One of the crucial pieces of legislation framing Rwanda’s capital market is a law regulating Collective Investment Schemes (CIS), which cover pension funds, insurance funds and collective savings plans – all critical to market development. The Head of CMAC explains the legislation’s importance: “CIS contributes a very significant proportion in the development and deepening of the capital market because without a collective investment scheme, every investor would invest directly in the market.”
Market analysts speculate that good performance on the first day of trading has proven the capacity of the RSE to raise capital in the next round of IPOs. The Prime Minister, Bernard Makuza, has urged financially stable, local private companies to float shares to fund their own expansion needs but also, he says, to encourage the distribution of wealth amongst the population.
Already, major companies are expected to float shares in 2011. It is expected that East Africa’s biggest lender by assets, state-owned Banque de Kigali, plans to sell shares in May, with reports speculating an IPO of 25% of the bank’s equity. There are also talks surrounding MTN Rwanda, which is 55% owned by South Africa’s MTN Group. Additionally, the Rwanda Commercial Bank and Ciments du Rwanda are also expected to take their first steps towards floating on the RSE in 2011.

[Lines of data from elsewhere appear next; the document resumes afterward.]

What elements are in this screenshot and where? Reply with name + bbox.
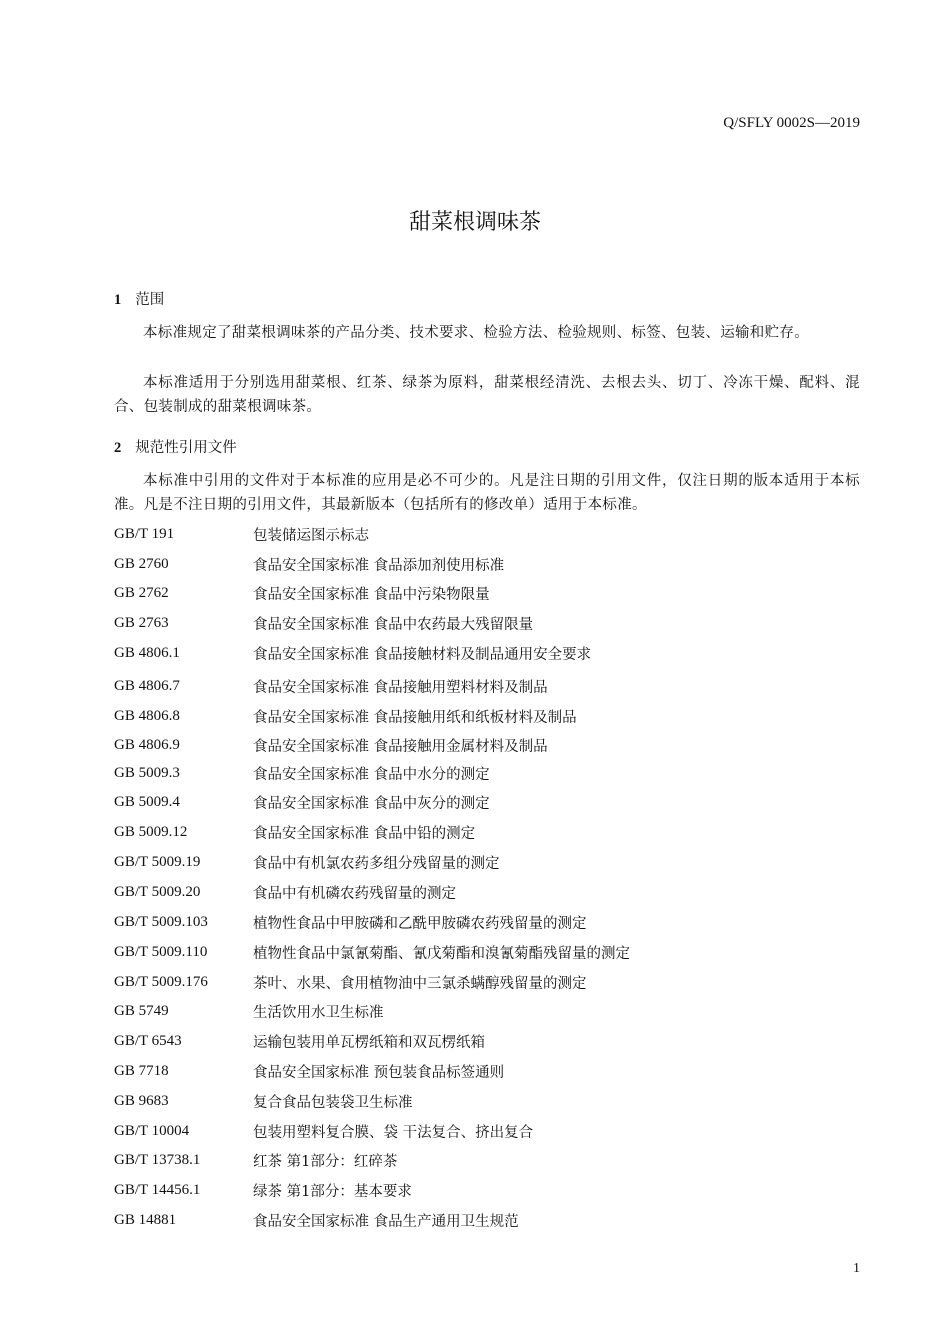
reference-code: GB/T 5009.19	[114, 853, 201, 870]
reference-title: 生活饮用水卫生标准	[253, 1004, 384, 1021]
reference-row	[114, 820, 475, 844]
reference-code: GB/T 6543	[114, 1032, 182, 1049]
reference-title: 包装储运图示标志	[253, 527, 369, 544]
reference-code: GB/T 13738.1	[114, 1151, 201, 1168]
reference-row	[114, 850, 500, 874]
section-1-heading	[114, 288, 164, 309]
reference-code: GB 14881	[114, 1211, 177, 1228]
reference-code: GB 4806.9	[114, 736, 180, 753]
page-number: 1	[853, 1261, 860, 1276]
reference-row	[114, 999, 384, 1023]
reference-title: 红茶 第1部分：红碎茶	[253, 1153, 398, 1170]
reference-code: GB/T 5009.20	[114, 883, 201, 900]
reference-row	[114, 910, 587, 934]
reference-row	[114, 790, 490, 814]
reference-row	[114, 1148, 397, 1172]
reference-code: GB 2763	[114, 614, 169, 631]
scope-paragraph-2: 本标准适用于分别选用甜菜根、红茶、绿茶为原料，甜菜根经清洗、去根去头、切丁、冷冻干燥、配料、混合、包装制成的甜菜根调味茶。	[114, 375, 860, 415]
reference-title: 食品安全国家标准 食品中水分的测定	[253, 766, 490, 783]
reference-row	[114, 641, 591, 665]
section-number: 2	[114, 440, 122, 456]
reference-code: GB/T 5009.110	[114, 943, 208, 960]
reference-title: 食品安全国家标准 预包装食品标签通则	[253, 1064, 505, 1081]
reference-title: 植物性食品中氯氰菊酯、氰戊菊酯和溴氰菊酯残留量的测定	[253, 945, 630, 962]
reference-row	[114, 1208, 519, 1232]
reference-code: GB 5009.4	[114, 793, 180, 810]
reference-row	[114, 761, 490, 785]
standard-code: Q/SFLY 0002S—2019	[723, 115, 860, 131]
reference-row	[114, 1089, 413, 1113]
reference-title: 复合食品包装袋卫生标准	[253, 1094, 413, 1111]
reference-title: 绿茶 第1部分：基本要求	[253, 1183, 412, 1200]
reference-title: 食品中有机氯农药多组分残留量的测定	[253, 855, 500, 872]
reference-row	[114, 674, 548, 698]
reference-title: 食品安全国家标准 食品接触材料及制品通用安全要求	[253, 646, 592, 663]
section-number: 1	[114, 292, 122, 308]
reference-title: 食品安全国家标准 食品中农药最大残留限量	[253, 616, 534, 633]
reference-title: 食品安全国家标准 食品接触用塑料材料及制品	[253, 679, 548, 696]
reference-code: GB 2760	[114, 555, 169, 572]
section-title: 规范性引用文件	[135, 440, 237, 456]
reference-row	[114, 552, 504, 576]
reference-row	[114, 880, 456, 904]
reference-title: 食品安全国家标准 食品接触用纸和纸板材料及制品	[253, 709, 577, 726]
reference-row	[114, 940, 630, 964]
reference-title: 食品安全国家标准 食品中污染物限量	[253, 586, 490, 603]
reference-title: 茶叶、水果、食用植物油中三氯杀螨醇残留量的测定	[253, 975, 587, 992]
reference-row	[114, 522, 369, 546]
reference-code: GB 4806.1	[114, 644, 180, 661]
section-2-heading	[114, 436, 237, 457]
reference-row	[114, 704, 577, 728]
reference-row	[114, 1029, 485, 1053]
reference-code: GB/T 10004	[114, 1122, 190, 1139]
scope-paragraph-1: 本标准规定了甜菜根调味茶的产品分类、技术要求、检验方法、检验规则、标签、包装、运输和贮存。	[143, 325, 809, 341]
reference-row	[114, 970, 587, 994]
reference-code: GB 5009.3	[114, 764, 180, 781]
reference-code: GB/T 5009.103	[114, 913, 208, 930]
reference-code: GB 5749	[114, 1002, 169, 1019]
reference-row	[114, 581, 490, 605]
reference-code: GB 2762	[114, 584, 169, 601]
reference-title: 食品安全国家标准 食品中灰分的测定	[253, 795, 490, 812]
section-title: 范围	[135, 292, 165, 308]
reference-code: GB 7718	[114, 1062, 169, 1079]
reference-title: 食品安全国家标准 食品接触用金属材料及制品	[253, 738, 548, 755]
references-intro-paragraph: 本标准中引用的文件对于本标准的应用是必不可少的。凡是注日期的引用文件，仅注日期的版本适用于本标准。凡是不注日期的引用文件，其最新版本（包括所有的修改单）适用于本标准。	[114, 473, 860, 513]
reference-code: GB 4806.7	[114, 677, 180, 694]
reference-row	[114, 733, 548, 757]
reference-title: 运输包装用单瓦楞纸箱和双瓦楞纸箱	[253, 1034, 485, 1051]
reference-title: 包装用塑料复合膜、袋 干法复合、挤出复合	[253, 1124, 534, 1141]
reference-title: 植物性食品中甲胺磷和乙酰甲胺磷农药残留量的测定	[253, 915, 587, 932]
reference-code: GB 4806.8	[114, 707, 180, 724]
reference-code: GB/T 191	[114, 525, 175, 542]
reference-code: GB/T 5009.176	[114, 973, 208, 990]
reference-row	[114, 1059, 504, 1083]
reference-code: GB 9683	[114, 1092, 169, 1109]
document-title: 甜菜根调味茶	[408, 210, 541, 235]
reference-row	[114, 611, 533, 635]
reference-title: 食品安全国家标准 食品添加剂使用标准	[253, 557, 505, 574]
reference-title: 食品中有机磷农药残留量的测定	[253, 885, 456, 902]
reference-code: GB 5009.12	[114, 823, 188, 840]
reference-row	[114, 1119, 533, 1143]
reference-title: 食品安全国家标准 食品中铅的测定	[253, 825, 476, 842]
reference-title: 食品安全国家标准 食品生产通用卫生规范	[253, 1213, 519, 1230]
reference-row	[114, 1178, 412, 1202]
reference-code: GB/T 14456.1	[114, 1181, 201, 1198]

Rwanda’s bourse may not remain independent for long, as plans to develop a single East African financial market are quickly progressing. The EAC has already started to harmonise capital market regulations in order to ease the movement of money across borders, with the first stage of the union expected to be finished by 2014; a single stock exchange will emerge in the second five-year phase.

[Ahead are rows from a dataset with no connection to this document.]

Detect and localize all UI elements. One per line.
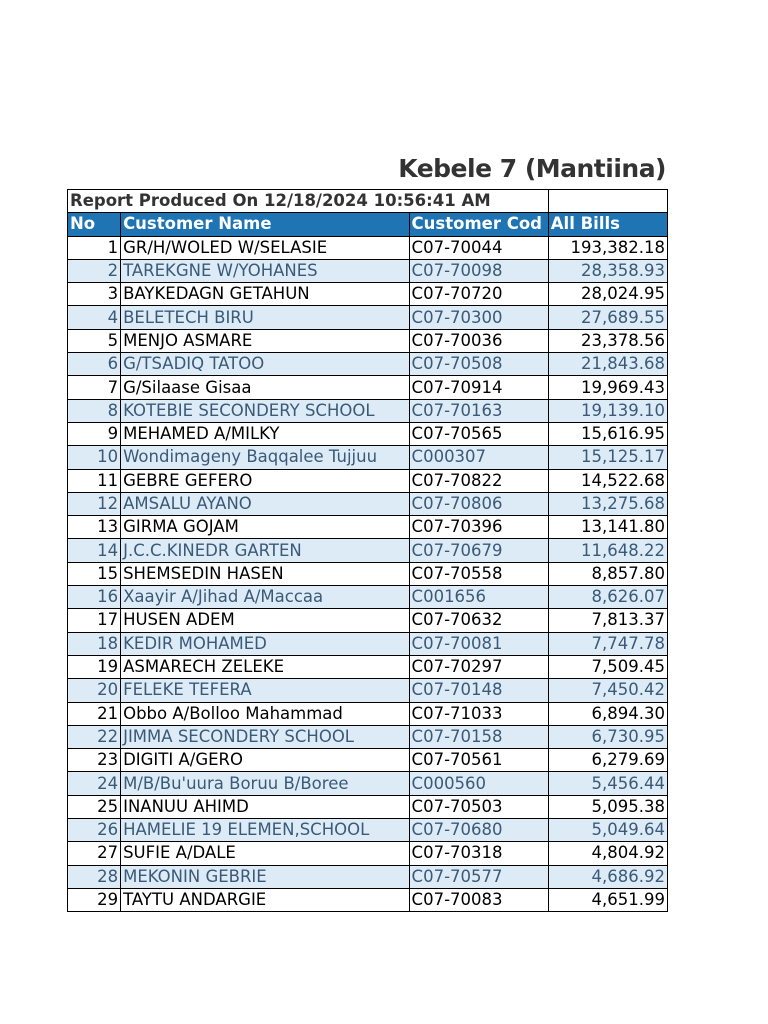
cell-customer-code: C07-70914 xyxy=(409,376,548,399)
cell-no: 8 xyxy=(68,399,121,422)
table-row xyxy=(68,702,668,725)
cell-customer-name: G/TSADIQ TATOO xyxy=(121,353,409,376)
cell-no: 21 xyxy=(68,702,121,725)
cell-all-bills: 4,651.99 xyxy=(548,888,667,911)
cell-all-bills: 7,747.78 xyxy=(548,632,667,655)
table-row xyxy=(68,353,668,376)
cell-all-bills: 8,857.80 xyxy=(548,562,667,585)
cell-customer-code: C07-70680 xyxy=(409,819,548,842)
table-body xyxy=(68,190,668,912)
cell-customer-name: GEBRE GEFERO xyxy=(121,469,409,492)
cell-customer-code: C07-70083 xyxy=(409,888,548,911)
cell-no: 26 xyxy=(68,819,121,842)
cell-customer-code: C07-70300 xyxy=(409,306,548,329)
cell-customer-code: C07-70396 xyxy=(409,516,548,539)
cell-all-bills: 19,139.10 xyxy=(548,399,667,422)
cell-no: 10 xyxy=(68,446,121,469)
cell-customer-code: C07-70081 xyxy=(409,632,548,655)
table-row xyxy=(68,888,668,911)
cell-customer-name: HUSEN ADEM xyxy=(121,609,409,632)
table-row xyxy=(68,865,668,888)
cell-no: 22 xyxy=(68,725,121,748)
cell-customer-code: C07-70577 xyxy=(409,865,548,888)
table-row xyxy=(68,422,668,445)
cell-all-bills: 193,382.18 xyxy=(548,236,667,259)
table-row xyxy=(68,469,668,492)
cell-no: 23 xyxy=(68,749,121,772)
cell-customer-name: SHEMSEDIN HASEN xyxy=(121,562,409,585)
cell-customer-name: Wondimageny Baqqalee Tujjuu xyxy=(121,446,409,469)
cell-customer-code: C07-70508 xyxy=(409,353,548,376)
cell-all-bills: 5,095.38 xyxy=(548,795,667,818)
cell-no: 14 xyxy=(68,539,121,562)
cell-no: 16 xyxy=(68,586,121,609)
cell-customer-name: MEKONIN GEBRIE xyxy=(121,865,409,888)
cell-all-bills: 4,804.92 xyxy=(548,842,667,865)
header-no: No xyxy=(68,213,121,236)
cell-all-bills: 15,125.17 xyxy=(548,446,667,469)
cell-no: 18 xyxy=(68,632,121,655)
cell-all-bills: 27,689.55 xyxy=(548,306,667,329)
cell-all-bills: 4,686.92 xyxy=(548,865,667,888)
cell-no: 5 xyxy=(68,329,121,352)
cell-all-bills: 13,275.68 xyxy=(548,492,667,515)
cell-customer-code: C07-70565 xyxy=(409,422,548,445)
table-row xyxy=(68,562,668,585)
cell-customer-name: GR/H/WOLED W/SELASIE xyxy=(121,236,409,259)
table-row xyxy=(68,795,668,818)
cell-all-bills: 13,141.80 xyxy=(548,516,667,539)
table-row xyxy=(68,586,668,609)
cell-customer-name: HAMELIE 19 ELEMEN,SCHOOL xyxy=(121,819,409,842)
table-row xyxy=(68,492,668,515)
report-produced-row xyxy=(68,190,668,213)
header-customer-code: Customer Cod xyxy=(409,213,548,236)
table-row xyxy=(68,446,668,469)
header-customer-name: Customer Name xyxy=(121,213,409,236)
table-row xyxy=(68,516,668,539)
cell-customer-code: C000560 xyxy=(409,772,548,795)
cell-no: 13 xyxy=(68,516,121,539)
cell-all-bills: 6,730.95 xyxy=(548,725,667,748)
cell-customer-code: C07-70158 xyxy=(409,725,548,748)
cell-customer-name: TAREKGNE W/YOHANES xyxy=(121,259,409,282)
report-produced-label: Report Produced On 12/18/2024 10:56:41 AM xyxy=(68,190,549,213)
cell-customer-code: C07-70148 xyxy=(409,679,548,702)
header-all-bills: All Bills xyxy=(548,213,667,236)
cell-customer-name: Obbo A/Bolloo Mahammad xyxy=(121,702,409,725)
cell-no: 20 xyxy=(68,679,121,702)
cell-customer-name: KOTEBIE SECONDERY SCHOOL xyxy=(121,399,409,422)
cell-no: 7 xyxy=(68,376,121,399)
table-row xyxy=(68,399,668,422)
cell-customer-code: C07-70632 xyxy=(409,609,548,632)
cell-all-bills: 5,049.64 xyxy=(548,819,667,842)
cell-customer-code: C07-70679 xyxy=(409,539,548,562)
cell-customer-name: Xaayir A/Jihad A/Maccaa xyxy=(121,586,409,609)
cell-customer-name: AMSALU AYANO xyxy=(121,492,409,515)
cell-no: 9 xyxy=(68,422,121,445)
table-row xyxy=(68,679,668,702)
cell-all-bills: 7,509.45 xyxy=(548,655,667,678)
table-row xyxy=(68,819,668,842)
cell-customer-name: BELETECH BIRU xyxy=(121,306,409,329)
cell-customer-code: C07-70503 xyxy=(409,795,548,818)
cell-no: 24 xyxy=(68,772,121,795)
table-row xyxy=(68,632,668,655)
cell-customer-name: J.C.C.KINEDR GARTEN xyxy=(121,539,409,562)
table-row xyxy=(68,259,668,282)
cell-customer-code: C000307 xyxy=(409,446,548,469)
cell-all-bills: 11,648.22 xyxy=(548,539,667,562)
cell-customer-code: C001656 xyxy=(409,586,548,609)
cell-customer-name: BAYKEDAGN GETAHUN xyxy=(121,283,409,306)
cell-customer-code: C07-70297 xyxy=(409,655,548,678)
table-row xyxy=(68,236,668,259)
cell-customer-code: C07-70806 xyxy=(409,492,548,515)
cell-no: 25 xyxy=(68,795,121,818)
cell-all-bills: 6,894.30 xyxy=(548,702,667,725)
cell-customer-code: C07-70561 xyxy=(409,749,548,772)
cell-all-bills: 28,358.93 xyxy=(548,259,667,282)
cell-customer-name: ASMARECH ZELEKE xyxy=(121,655,409,678)
table-row xyxy=(68,655,668,678)
table-row xyxy=(68,306,668,329)
cell-no: 4 xyxy=(68,306,121,329)
table-row xyxy=(68,283,668,306)
cell-no: 28 xyxy=(68,865,121,888)
cell-all-bills: 15,616.95 xyxy=(548,422,667,445)
cell-customer-code: C07-70822 xyxy=(409,469,548,492)
cell-no: 2 xyxy=(68,259,121,282)
cell-no: 6 xyxy=(68,353,121,376)
cell-customer-name: G/Silaase Gisaa xyxy=(121,376,409,399)
table-row xyxy=(68,749,668,772)
cell-customer-code: C07-70044 xyxy=(409,236,548,259)
table-row xyxy=(68,842,668,865)
cell-customer-name: JIMMA SECONDERY SCHOOL xyxy=(121,725,409,748)
cell-customer-name: MEHAMED A/MILKY xyxy=(121,422,409,445)
cell-customer-code: C07-70558 xyxy=(409,562,548,585)
cell-customer-code: C07-70318 xyxy=(409,842,548,865)
cell-no: 12 xyxy=(68,492,121,515)
table-row xyxy=(68,772,668,795)
cell-customer-name: FELEKE TEFERA xyxy=(121,679,409,702)
cell-all-bills: 21,843.68 xyxy=(548,353,667,376)
cell-customer-name: INANUU AHIMD xyxy=(121,795,409,818)
cell-all-bills: 23,378.56 xyxy=(548,329,667,352)
cell-no: 17 xyxy=(68,609,121,632)
cell-all-bills: 7,450.42 xyxy=(548,679,667,702)
cell-all-bills: 7,813.37 xyxy=(548,609,667,632)
cell-customer-name: SUFIE A/DALE xyxy=(121,842,409,865)
cell-all-bills: 14,522.68 xyxy=(548,469,667,492)
table-header-row xyxy=(68,213,668,236)
cell-no: 3 xyxy=(68,283,121,306)
cell-customer-code: C07-70098 xyxy=(409,259,548,282)
report-title: Kebele 7 (Mantiina) xyxy=(398,154,666,183)
cell-customer-name: TAYTU ANDARGIE xyxy=(121,888,409,911)
customer-bills-table xyxy=(67,189,668,912)
table-row xyxy=(68,329,668,352)
table-row xyxy=(68,376,668,399)
cell-all-bills: 8,626.07 xyxy=(548,586,667,609)
report-produced-empty-cell xyxy=(548,190,667,213)
table-row xyxy=(68,725,668,748)
cell-customer-name: MENJO ASMARE xyxy=(121,329,409,352)
cell-customer-code: C07-70720 xyxy=(409,283,548,306)
table-row xyxy=(68,539,668,562)
cell-no: 15 xyxy=(68,562,121,585)
cell-no: 29 xyxy=(68,888,121,911)
table-row xyxy=(68,609,668,632)
cell-no: 19 xyxy=(68,655,121,678)
cell-customer-code: C07-70163 xyxy=(409,399,548,422)
cell-no: 11 xyxy=(68,469,121,492)
cell-all-bills: 19,969.43 xyxy=(548,376,667,399)
cell-customer-name: GIRMA GOJAM xyxy=(121,516,409,539)
cell-all-bills: 5,456.44 xyxy=(548,772,667,795)
cell-customer-code: C07-71033 xyxy=(409,702,548,725)
cell-customer-code: C07-70036 xyxy=(409,329,548,352)
cell-all-bills: 6,279.69 xyxy=(548,749,667,772)
cell-customer-name: DIGITI A/GERO xyxy=(121,749,409,772)
cell-customer-name: M/B/Bu'uura Boruu B/Boree xyxy=(121,772,409,795)
cell-customer-name: KEDIR MOHAMED xyxy=(121,632,409,655)
cell-no: 27 xyxy=(68,842,121,865)
cell-no: 1 xyxy=(68,236,121,259)
cell-all-bills: 28,024.95 xyxy=(548,283,667,306)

Single E Africa exchange on the way
Rwanda has become a member of the East Africa Securities Regulatory Association and East Africa Stock Exchanges Association, two associations which are (with the International Finance Corporation) heavily involved, allplaying a role in generating the momentum necessary to establish a single financial market in the region.
There is a ongoing debate surrounding the impact stock markets can have on economic growth, and economists such as Randall K. Filer et al. have tried to answer this question by using various econometric tools. Filer uses an instrument called the Granger causality test, looking at factors such as privatisation, literacy and economic growth, to come up with evidence of a positive relationship between stock markets and economic growth, especially when applied to less-developed countries.
However, Filer’s experiment identifies one essential factor in determining this causal link: it is of paramount importance to have an institutional framework free from excessive government control and corruption.
The reduction of the government’s stake through the oversubscribed Bralirwa IPO – the first domestic IPO – and the upcoming Bank of Kigali IPO is an indication that the market is heading towards a bright future.
At the opening ceremony, Prime Minister Makuza explained that “building a strong financial system is a key element of Vision 2020; the government will continue to facilitate the development of the capital market.”
Even though most of the population still suffers from poverty, economic growth has averaged 7% over the last decade, indicating that there is money to be invested in some elements of the economy.
What is anticipated, and is part of the government’s ambitious 2020 vision, is for long-term capital to be a reality for many. The government has recognised the country’s capital market as a vehicle for long-term savings and, with the success of the RSE in the beginning of 2011, will hopefully only further prove the country’s potential as an investment destination.